Впервые Дана не услышала в голосе барона особой уверенности.
– Думаю, получится, – спокойно заявил Шрамм. – Заключим пари, господин барон?
– Не забывайтесь, сударь. И где, в конце концов, гарантия, что вы оставите его в живых? – Барон вновь посмотрел на жену: та сидела, прикрыв глаза, и веер фотокарточек в её руке слегка подрагивал.
– Ваш сын нам нужен, – просто ответил Шрамм. – Не его проекты, не его деньги. Он сам. Вот гарантия.
– Господи, какой немыслимый бред! – Эвелин вскочила, бросилась к двери, на полпути обернулась. Беспомощно посмотрела на родителей, потом на гестаповца. – Убирайтесь, господин Шрамм. Живо убирайтесь! Если не уберётесь, я вызову полицию!
– И что вы им скажете? – Шрамм картинно задрал брови, собрав на глянцево-смуглом лбу мелкие морщины. – Я никому не собираюсь причинять насилие. Я всего лишь пришёл заключить сделку.
– Лично я на неё не согласна! – отрезала Эвелин. – У меня, в конце концов, ребёнок, и…

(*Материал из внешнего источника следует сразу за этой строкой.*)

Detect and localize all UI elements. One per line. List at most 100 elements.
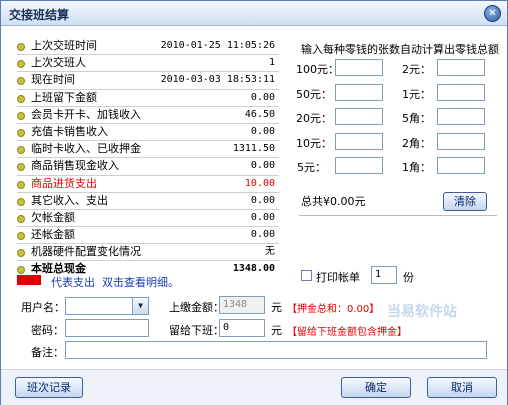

– А вы не боитесь оставаться здесь в одиночку, без поддержки? – зловеще полюбопытствовал Шрамм. – На прислугу ведь нельзя положиться, а с ребёнком, знаете ли, всякое может произойти… Дети так непоседливы…
Эвелин всё поняла и погрузилась в мертвенное молчание.
– У вас есть пять дней на то, чтобы собраться и уладить дела, – продолжил гестаповец. – Не позднее чем вечером пятницы, восьмого декабря, вы все должны пересечь границу рейха. Что касается визы и прочего – все заботы я беру на себя. Поторопитесь. Помните: один мой звонок – и Альриха фон Штернберга расстреляют.